1、2層で問題の侍の行方不明事件が起きているのもそうだが、10層まで来て1匹も妖怪を見ていないことにもおかしいと思わないのか、楓は?
この時点でもう既に手遅れな気がして物凄く怖いっていうのに、なぜスラスラと前へ進める!!
楓はどんどん洞窟の最深部へと続く道を進んでいく。
何かを見つけたのか楓は突然、大きな空洞の目の前で足を止める。
「あれって、オーバーロードさん達じゃない!」
神黒たちは楓の視線の向こう側にある光景に視線を向ける。そこではオーバーロードらしき人たちと重々しい鎧を纏った5人組の人たちがどんな本でも見たことの無い姿をした化け物と交戦していた。
「オーバーロゥ!?」
神黒は楓の発そうとする声を途中で遮る。
「おい!死ぬ気なのか!?ここから声をかけたらあの化け物に気付かれるぞ!!」
「でも、オーバーロードの人たちにやっと会えたし、今の状況的に加勢をしに行くべきでしょ!!」
「いや、あんな化け物に俺らが加勢したところで倒せるわけないだろ!!」
「あの人たちを見殺しにするの!?」
「見殺しにはしたくないさ!でも、俺らが行ったところで死人が増えるだけだ···」
楓は神黒の言葉を聞いて、黙りこんでしまった。
やっと、分かってくれたのか···。このまま息を潜めて、あの化け物がどこかへ行くまで待とう。
「······ねぇ!!いつからそんなに臆病になったの!私たちと出会った頃は勇敢で頼もしい人だったのに······。私は1人でもオーバーロードの下へ行くわ!臆病な神黒とは違って!!」
楓はオーバーロードの下へ走っていった。神黒は楓に戻ってくるように声をかけるものの帰ってくる素振りは窺えない。

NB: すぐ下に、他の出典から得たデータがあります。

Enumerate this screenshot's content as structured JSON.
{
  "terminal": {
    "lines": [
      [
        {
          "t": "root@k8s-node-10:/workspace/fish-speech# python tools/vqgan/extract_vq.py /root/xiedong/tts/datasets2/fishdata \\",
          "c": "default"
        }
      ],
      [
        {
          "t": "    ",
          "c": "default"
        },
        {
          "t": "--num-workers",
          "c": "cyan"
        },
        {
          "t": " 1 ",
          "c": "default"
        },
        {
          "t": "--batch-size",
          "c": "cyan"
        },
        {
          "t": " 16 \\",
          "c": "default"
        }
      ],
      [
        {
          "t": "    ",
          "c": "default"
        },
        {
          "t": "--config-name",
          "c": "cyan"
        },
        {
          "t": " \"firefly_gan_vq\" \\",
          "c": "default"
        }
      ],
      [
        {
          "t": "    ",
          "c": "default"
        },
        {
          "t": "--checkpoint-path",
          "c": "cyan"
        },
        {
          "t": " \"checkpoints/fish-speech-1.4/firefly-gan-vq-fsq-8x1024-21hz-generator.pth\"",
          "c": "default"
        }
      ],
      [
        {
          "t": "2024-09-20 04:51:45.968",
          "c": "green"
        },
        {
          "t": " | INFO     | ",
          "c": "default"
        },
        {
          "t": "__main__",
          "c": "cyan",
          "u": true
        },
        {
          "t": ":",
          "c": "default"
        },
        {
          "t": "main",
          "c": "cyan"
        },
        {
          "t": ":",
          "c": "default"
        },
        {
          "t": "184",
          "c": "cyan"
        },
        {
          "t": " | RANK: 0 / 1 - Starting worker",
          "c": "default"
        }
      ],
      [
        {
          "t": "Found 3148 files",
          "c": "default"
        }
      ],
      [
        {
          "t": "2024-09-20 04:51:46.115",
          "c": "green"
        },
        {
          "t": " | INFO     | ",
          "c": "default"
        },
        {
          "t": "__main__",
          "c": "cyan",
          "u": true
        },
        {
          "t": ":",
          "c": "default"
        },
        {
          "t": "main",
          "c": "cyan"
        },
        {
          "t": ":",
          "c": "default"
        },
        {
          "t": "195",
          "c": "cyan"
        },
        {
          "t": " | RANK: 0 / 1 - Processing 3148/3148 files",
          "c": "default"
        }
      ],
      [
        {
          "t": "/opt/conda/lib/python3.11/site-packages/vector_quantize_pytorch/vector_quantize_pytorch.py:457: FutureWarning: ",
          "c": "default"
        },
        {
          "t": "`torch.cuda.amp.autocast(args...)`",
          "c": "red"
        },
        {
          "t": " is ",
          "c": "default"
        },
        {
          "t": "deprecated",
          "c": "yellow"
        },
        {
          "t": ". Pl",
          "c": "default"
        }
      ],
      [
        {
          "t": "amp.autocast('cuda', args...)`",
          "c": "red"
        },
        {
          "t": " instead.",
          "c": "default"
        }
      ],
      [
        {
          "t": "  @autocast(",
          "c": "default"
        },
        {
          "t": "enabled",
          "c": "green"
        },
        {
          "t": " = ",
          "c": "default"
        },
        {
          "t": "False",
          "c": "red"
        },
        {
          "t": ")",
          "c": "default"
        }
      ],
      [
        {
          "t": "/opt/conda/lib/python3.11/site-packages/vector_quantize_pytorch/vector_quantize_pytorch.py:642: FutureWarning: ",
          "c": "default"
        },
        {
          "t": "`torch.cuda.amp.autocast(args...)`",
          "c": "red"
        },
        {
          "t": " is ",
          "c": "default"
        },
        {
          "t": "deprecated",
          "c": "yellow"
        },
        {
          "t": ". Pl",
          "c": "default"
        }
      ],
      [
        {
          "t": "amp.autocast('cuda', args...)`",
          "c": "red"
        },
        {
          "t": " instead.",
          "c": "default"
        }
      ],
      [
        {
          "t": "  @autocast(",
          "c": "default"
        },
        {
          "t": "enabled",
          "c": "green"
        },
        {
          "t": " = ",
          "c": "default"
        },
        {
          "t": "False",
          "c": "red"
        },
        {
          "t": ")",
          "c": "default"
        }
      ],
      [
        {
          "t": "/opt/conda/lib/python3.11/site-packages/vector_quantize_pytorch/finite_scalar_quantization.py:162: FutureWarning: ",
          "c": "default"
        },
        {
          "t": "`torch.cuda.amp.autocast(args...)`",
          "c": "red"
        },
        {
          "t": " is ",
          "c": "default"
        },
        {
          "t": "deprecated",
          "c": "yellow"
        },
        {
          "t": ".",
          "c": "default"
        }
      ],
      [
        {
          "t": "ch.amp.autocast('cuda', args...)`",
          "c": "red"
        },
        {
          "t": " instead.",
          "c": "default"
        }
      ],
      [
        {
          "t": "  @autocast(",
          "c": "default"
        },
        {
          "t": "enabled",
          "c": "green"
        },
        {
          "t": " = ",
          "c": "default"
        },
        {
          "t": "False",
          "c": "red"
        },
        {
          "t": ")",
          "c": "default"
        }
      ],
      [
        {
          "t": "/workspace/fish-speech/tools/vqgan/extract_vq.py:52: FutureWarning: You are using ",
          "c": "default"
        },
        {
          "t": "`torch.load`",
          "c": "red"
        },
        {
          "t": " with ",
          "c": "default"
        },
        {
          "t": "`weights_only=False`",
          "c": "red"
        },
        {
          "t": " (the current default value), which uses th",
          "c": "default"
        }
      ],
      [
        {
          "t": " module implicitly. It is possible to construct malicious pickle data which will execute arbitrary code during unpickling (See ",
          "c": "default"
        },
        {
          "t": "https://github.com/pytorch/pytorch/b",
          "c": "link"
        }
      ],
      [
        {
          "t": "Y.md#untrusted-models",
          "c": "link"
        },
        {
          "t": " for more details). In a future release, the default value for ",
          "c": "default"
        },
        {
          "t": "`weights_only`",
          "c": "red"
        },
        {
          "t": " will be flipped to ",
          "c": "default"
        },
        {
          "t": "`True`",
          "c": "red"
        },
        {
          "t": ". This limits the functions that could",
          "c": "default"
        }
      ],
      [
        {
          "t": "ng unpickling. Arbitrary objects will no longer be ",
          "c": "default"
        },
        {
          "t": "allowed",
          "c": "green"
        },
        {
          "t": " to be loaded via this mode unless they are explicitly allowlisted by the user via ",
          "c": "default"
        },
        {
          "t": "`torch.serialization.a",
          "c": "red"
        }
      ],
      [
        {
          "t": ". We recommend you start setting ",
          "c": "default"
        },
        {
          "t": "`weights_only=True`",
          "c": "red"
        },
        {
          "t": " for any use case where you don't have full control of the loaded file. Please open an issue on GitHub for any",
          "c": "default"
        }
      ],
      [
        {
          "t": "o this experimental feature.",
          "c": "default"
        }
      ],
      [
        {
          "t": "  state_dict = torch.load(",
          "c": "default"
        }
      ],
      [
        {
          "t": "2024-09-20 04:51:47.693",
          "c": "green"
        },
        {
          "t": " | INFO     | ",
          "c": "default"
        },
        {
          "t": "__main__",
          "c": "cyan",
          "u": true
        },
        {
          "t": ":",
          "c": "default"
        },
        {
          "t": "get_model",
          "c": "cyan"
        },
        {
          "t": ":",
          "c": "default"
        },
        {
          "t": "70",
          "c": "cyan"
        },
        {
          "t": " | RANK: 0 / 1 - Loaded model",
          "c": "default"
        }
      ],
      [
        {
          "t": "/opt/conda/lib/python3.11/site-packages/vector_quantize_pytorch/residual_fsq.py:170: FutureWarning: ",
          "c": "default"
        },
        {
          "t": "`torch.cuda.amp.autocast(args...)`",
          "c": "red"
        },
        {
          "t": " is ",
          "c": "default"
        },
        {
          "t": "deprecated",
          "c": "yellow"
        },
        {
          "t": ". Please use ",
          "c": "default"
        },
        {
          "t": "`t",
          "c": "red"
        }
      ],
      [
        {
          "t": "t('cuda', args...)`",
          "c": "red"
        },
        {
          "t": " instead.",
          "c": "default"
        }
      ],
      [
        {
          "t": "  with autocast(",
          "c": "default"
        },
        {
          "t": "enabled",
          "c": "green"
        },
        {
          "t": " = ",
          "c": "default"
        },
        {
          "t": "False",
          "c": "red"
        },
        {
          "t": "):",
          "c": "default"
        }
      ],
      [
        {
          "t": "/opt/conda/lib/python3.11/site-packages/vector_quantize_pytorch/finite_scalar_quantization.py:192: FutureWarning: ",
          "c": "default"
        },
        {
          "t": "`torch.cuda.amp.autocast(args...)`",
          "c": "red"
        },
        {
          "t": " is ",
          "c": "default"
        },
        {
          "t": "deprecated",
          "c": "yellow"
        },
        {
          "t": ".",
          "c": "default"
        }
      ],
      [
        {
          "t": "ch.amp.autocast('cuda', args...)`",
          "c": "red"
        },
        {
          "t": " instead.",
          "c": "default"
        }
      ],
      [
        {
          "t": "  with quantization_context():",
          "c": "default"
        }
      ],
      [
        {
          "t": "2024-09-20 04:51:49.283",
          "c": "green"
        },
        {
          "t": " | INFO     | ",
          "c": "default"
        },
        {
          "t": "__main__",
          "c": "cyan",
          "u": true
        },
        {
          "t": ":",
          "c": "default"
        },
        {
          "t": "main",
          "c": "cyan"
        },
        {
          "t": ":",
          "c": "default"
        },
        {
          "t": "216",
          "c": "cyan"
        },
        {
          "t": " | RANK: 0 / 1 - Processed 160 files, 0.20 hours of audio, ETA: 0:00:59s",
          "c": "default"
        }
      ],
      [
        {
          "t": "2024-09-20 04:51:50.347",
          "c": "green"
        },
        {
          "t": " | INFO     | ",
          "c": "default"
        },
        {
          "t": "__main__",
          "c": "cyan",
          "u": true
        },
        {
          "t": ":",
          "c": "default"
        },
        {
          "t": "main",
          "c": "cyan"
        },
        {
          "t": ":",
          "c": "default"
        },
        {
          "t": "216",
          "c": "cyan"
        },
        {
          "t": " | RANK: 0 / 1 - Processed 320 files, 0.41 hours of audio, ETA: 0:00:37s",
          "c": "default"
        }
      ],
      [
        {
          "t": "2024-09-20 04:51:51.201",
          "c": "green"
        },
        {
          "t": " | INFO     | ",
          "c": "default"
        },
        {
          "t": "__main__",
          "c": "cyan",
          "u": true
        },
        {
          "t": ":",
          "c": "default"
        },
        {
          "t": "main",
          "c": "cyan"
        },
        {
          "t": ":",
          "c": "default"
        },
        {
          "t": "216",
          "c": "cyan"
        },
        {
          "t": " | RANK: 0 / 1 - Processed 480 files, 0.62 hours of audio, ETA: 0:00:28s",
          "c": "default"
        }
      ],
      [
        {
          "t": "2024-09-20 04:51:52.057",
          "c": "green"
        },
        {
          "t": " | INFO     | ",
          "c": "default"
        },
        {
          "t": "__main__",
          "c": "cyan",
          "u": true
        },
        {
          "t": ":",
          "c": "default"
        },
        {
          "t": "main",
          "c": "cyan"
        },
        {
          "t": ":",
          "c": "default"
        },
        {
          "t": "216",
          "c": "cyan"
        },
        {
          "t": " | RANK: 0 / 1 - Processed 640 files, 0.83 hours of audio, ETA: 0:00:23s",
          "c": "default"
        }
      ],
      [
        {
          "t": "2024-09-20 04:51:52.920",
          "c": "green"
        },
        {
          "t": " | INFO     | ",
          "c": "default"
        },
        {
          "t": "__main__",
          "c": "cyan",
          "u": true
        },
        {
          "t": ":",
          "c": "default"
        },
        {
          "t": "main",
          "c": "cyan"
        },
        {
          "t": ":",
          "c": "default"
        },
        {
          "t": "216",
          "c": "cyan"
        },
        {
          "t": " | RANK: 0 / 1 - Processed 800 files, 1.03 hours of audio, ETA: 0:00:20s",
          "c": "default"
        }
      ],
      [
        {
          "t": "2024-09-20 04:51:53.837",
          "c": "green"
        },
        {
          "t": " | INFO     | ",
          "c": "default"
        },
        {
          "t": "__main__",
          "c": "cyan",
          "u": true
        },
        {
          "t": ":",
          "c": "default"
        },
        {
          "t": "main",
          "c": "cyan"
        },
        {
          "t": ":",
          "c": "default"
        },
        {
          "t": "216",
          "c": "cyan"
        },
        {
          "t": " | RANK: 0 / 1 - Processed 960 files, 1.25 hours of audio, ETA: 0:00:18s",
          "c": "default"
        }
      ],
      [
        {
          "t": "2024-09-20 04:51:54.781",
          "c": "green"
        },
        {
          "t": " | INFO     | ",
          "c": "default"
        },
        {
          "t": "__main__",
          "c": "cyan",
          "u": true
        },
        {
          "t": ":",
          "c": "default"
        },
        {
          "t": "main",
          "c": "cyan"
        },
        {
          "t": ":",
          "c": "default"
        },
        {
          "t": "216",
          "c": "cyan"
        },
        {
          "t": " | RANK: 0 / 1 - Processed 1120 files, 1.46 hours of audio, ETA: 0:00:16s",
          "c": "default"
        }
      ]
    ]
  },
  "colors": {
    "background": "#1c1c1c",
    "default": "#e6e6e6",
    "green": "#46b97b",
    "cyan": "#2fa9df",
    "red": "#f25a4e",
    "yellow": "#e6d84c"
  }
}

何で楓は化け物の下へ走っていったんだ!死にたいのか!?俺が臆病ってどういう意味だよ。ごく普通のことだろ。強敵と出会ったら逃げるのは。
神黒が心の中でそう呟いていると桜が左腕の袖を掴んだ。
「神黒さん、大丈夫?何か怖いよ···」
どうやら神黒の心情が顔に表れていたようだ。
「神黒さんってキャロックとさんと出会った頃から強い敵を怖がっているよね〜。昔はどんな相手でも立ち向かっていたのに······」
神黒は桜の言葉を聞いて、やっと気づいた。
あの時の幼女のとてつもない強さを目の前にした時から、強い敵を恐れていたことに···。だから、大山蛙やキングデーモンを倒した妖怪を探すのではなく、ドラン国で初段で受けられるクエストばかり受け、旅に出ようとしなかったのか···。知らず知らずのうちに俺は臆病になっていたのか···。
━━━パシッ!!
俺は臆病になるためにここに転移してきたわけじゃない!楓たちが気付かせてくれたんだ。今立ち向かわずにどうする。
神黒は前を向いて、化け物の下へ走り出すのであった。